The monotonicity with respect to the trees $T_{u,v}$ themselves is a subtler matter. (In fact, I wrote an earlier draft of this post where the subtlety escaped me. I’ve decided in this instance that it is too much to expect someone to read through a whole lot of mistaken text before I come clean and admit that it is mistaken. So what you are getting here is not my actual thought processes but a later tidying up. But had I been more careful in the first place, then these might have been my thought processes I suppose.) The question we are asking is this. For a fixed set $R_u$, what makes it easier for $R_u\cap T_{u,v}$ to contain a I-subtree of $T_{u,v}$ and what makes it harder? Basically, it is easier if Player I has more moves available but harder if Player II has more moves available.

That observation motivates the definition of two orderings on trees. Let’s write $T_1\subset_IT_2$ if $T_1$ is a subtree of $T_2$ with the following property: given any path in $T_2$, if it ever leaves $T_1$, then the first point at which it does so is at an odd distance from the root — that is, it offers Player I a move in $T_2$ that she does not have in $T_1$. Similarly, $T_1\subset_{II}T_2$ if the same is true but with “odd” replaced by “even” (or Player I replaced by Player II). I’ll call $T_2$ I/II-larger than $T_1$ if $T_1\subset_1T_2/T_1\subset_{II}T_2$.

For property 1 to be more likely to hold, we want the premise to be less likely to hold, so we want $R_u\cap T_{u,v}$ to be less likely to contain a I-subtree of $T_{u,v}$. Therefore, we prefer $T_{u,v}$ to be I-smaller and II-bigger.

Now let us turn attention to property 2. This time it is helpful if there are more sets $\{T_{u,v}:v\in V(u)\}$. It is also helpful if there the sets $\{T_{u,v}:v\in V(u)\}$ are smaller, since that makes it harder to create a counterexample to property 2. And it is also helpful if II-subtrees $S_u\subset T_{u,v(u)}\}$ are harder to come by, for which we prefer the trees $T_{u,v}$ to be II-smaller and I-bigger.

In every case, the monotonicity goes in opposite directions for properties 1 and 2. This is reassuring, since otherwise there would probably be some “collapse” where we would say something like, “Without loss of generality all the $T_{u,v}$ are equal to $T$,” and end up with a trivial definition.

#### Why do we need the lemma that closed sets can be lifted? (Section added later.)

Since putting up this post earlier today I have had the following thought.
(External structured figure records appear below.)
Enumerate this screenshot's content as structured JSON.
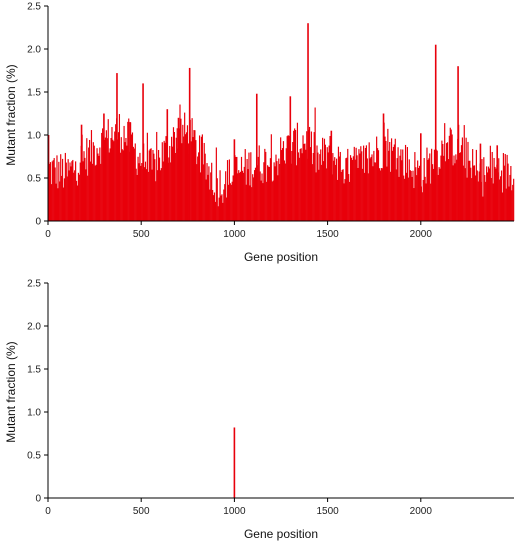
{
  "colors": {
    "bar": "#e8000b",
    "axis": "#000000"
  },
  "chart_data": [
    {
      "type": "bar",
      "xlabel": "Gene position",
      "ylabel": "Mutant fraction (%)",
      "xlim": [
        0,
        2500
      ],
      "ylim": [
        0,
        2.5
      ],
      "xticks": [
        0,
        500,
        1000,
        1500,
        2000
      ],
      "yticks": [
        0,
        0.5,
        1.0,
        1.5,
        2.0,
        2.5
      ],
      "ytick_labels": [
        "0",
        "0.5",
        "1.0",
        "1.5",
        "2.0",
        "2.5"
      ],
      "baseline_profile": {
        "x": [
          0,
          100,
          200,
          300,
          380,
          430,
          480,
          550,
          640,
          700,
          760,
          850,
          900,
          1000,
          1100,
          1200,
          1300,
          1380,
          1450,
          1500,
          1600,
          1700,
          1800,
          1900,
          2000,
          2100,
          2200,
          2300,
          2400,
          2490
        ],
        "y": [
          0.6,
          0.55,
          0.75,
          0.95,
          1.05,
          0.95,
          0.75,
          0.6,
          0.85,
          1.05,
          1.0,
          0.6,
          0.4,
          0.55,
          0.65,
          0.7,
          0.85,
          0.95,
          0.7,
          0.8,
          0.6,
          0.7,
          0.85,
          0.7,
          0.55,
          0.8,
          0.9,
          0.5,
          0.6,
          0.55
        ]
      },
      "peaks": [
        {
          "x": 3,
          "y": 1.0
        },
        {
          "x": 180,
          "y": 1.12
        },
        {
          "x": 300,
          "y": 1.25
        },
        {
          "x": 370,
          "y": 1.72
        },
        {
          "x": 440,
          "y": 1.15
        },
        {
          "x": 510,
          "y": 1.6
        },
        {
          "x": 640,
          "y": 1.3
        },
        {
          "x": 700,
          "y": 1.2
        },
        {
          "x": 760,
          "y": 1.78
        },
        {
          "x": 1000,
          "y": 0.95
        },
        {
          "x": 1120,
          "y": 1.48
        },
        {
          "x": 1300,
          "y": 1.45
        },
        {
          "x": 1395,
          "y": 2.3
        },
        {
          "x": 1520,
          "y": 1.05
        },
        {
          "x": 1800,
          "y": 1.25
        },
        {
          "x": 2000,
          "y": 1.02
        },
        {
          "x": 2080,
          "y": 2.05
        },
        {
          "x": 2200,
          "y": 1.8
        },
        {
          "x": 2320,
          "y": 0.9
        },
        {
          "x": 2410,
          "y": 0.88
        }
      ]
    },
    {
      "type": "bar",
      "xlabel": "Gene position",
      "ylabel": "Mutant fraction (%)",
      "xlim": [
        0,
        2500
      ],
      "ylim": [
        0,
        2.5
      ],
      "xticks": [
        0,
        500,
        1000,
        1500,
        2000
      ],
      "yticks": [
        0,
        0.5,
        1.0,
        1.5,
        2.0,
        2.5
      ],
      "ytick_labels": [
        "0",
        "0.5",
        "1.0",
        "1.5",
        "2.0",
        "2.5"
      ],
      "bars": [
        {
          "x": 1000,
          "y": 0.82
        }
      ]
    }
  ]
}
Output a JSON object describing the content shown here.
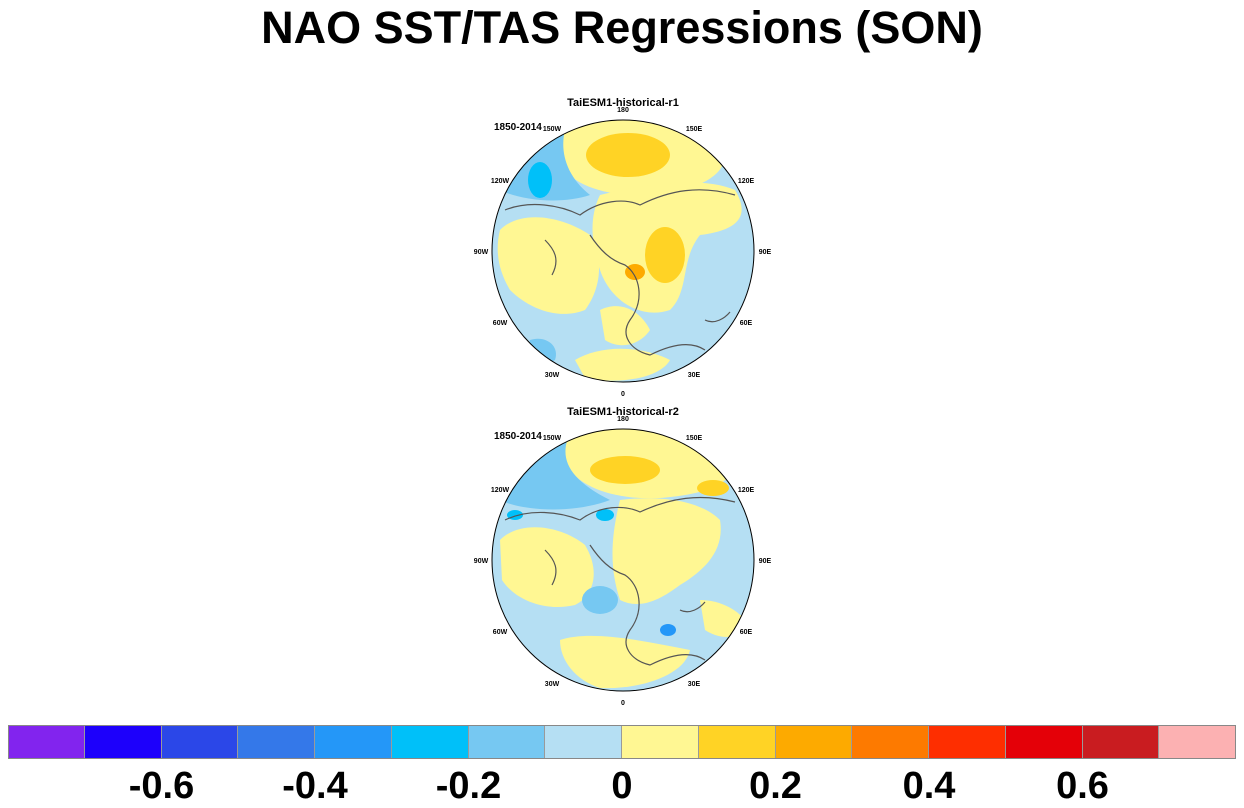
{
  "title": "NAO SST/TAS Regressions (SON)",
  "chart_data": {
    "type": "heatmap",
    "title": "NAO SST/TAS Regressions (SON)",
    "projection": "north-polar-stereographic",
    "panels": [
      {
        "name": "TaiESM1-historical-r1",
        "period": "1850-2014",
        "lon_labels": [
          "180",
          "150E",
          "120E",
          "90E",
          "60E",
          "30E",
          "0",
          "30W",
          "60W",
          "90W",
          "120W",
          "150W"
        ],
        "dominant_values": {
          "north_pacific": 0.2,
          "siberia": 0.15,
          "alaska_gulf": -0.25,
          "north_atlantic": -0.1,
          "europe": -0.05,
          "arctic": 0.05
        }
      },
      {
        "name": "TaiESM1-historical-r2",
        "period": "1850-2014",
        "lon_labels": [
          "180",
          "150E",
          "120E",
          "90E",
          "60E",
          "30E",
          "0",
          "30W",
          "60W",
          "90W",
          "120W",
          "150W"
        ],
        "dominant_values": {
          "north_pacific": 0.2,
          "siberia": 0.05,
          "alaska_gulf": -0.2,
          "north_atlantic": -0.1,
          "europe": 0.05,
          "arctic": 0.05
        }
      }
    ],
    "colorbar": {
      "levels": [
        -0.7,
        -0.6,
        -0.5,
        -0.4,
        -0.3,
        -0.2,
        -0.1,
        0,
        0.1,
        0.2,
        0.3,
        0.4,
        0.5,
        0.6,
        0.7
      ],
      "tick_labels": [
        "-0.6",
        "-0.4",
        "-0.2",
        "0",
        "0.2",
        "0.4",
        "0.6"
      ],
      "colors": [
        "#8224ee",
        "#1d00fb",
        "#2b47e8",
        "#3478e9",
        "#2497f8",
        "#00c0f9",
        "#76c8f2",
        "#b5dff3",
        "#fff793",
        "#ffd325",
        "#fdaa00",
        "#fd7a00",
        "#fe2e00",
        "#e40008",
        "#c91c20",
        "#fcb1b2"
      ]
    }
  }
}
Every open set is a countable union of basic open sets, and every basic open set is also closed. Since basic open sets are clopen, they can trivially be lifted — to themselves. So why not start the “induction” at the basic open sets, and thereby avoid the need for the fairly complicated lemma that tells us that closed sets can be lifted to clopen sets?

It took me a while to realize the answer to this. It comes in the innocuous-looking final step of the argument for dealing with countable intersections. Recall that the technique was to find a simultaneous lifting (or rather $k$-lifting) of all the sets to be intersected, so that they all become clopen. Then we argue that their intersection is at least closed, so it too can be lifted, by the complicated lemma. And that gives us our lift for the original intersection.

So the complicated lemma about lifting closed sets is essential at the point where we argue that an intersection of the clopen sets coming from the simultaneous lifting can be lifted.

I find this a useful point to highlight, since it shows that the lemma (lifting closed sets) is not just there to deal with the base case — it is driving the inductive step as well. So one can view the proof as a multiple (indeed, transfinitely multiple) application of that lemma.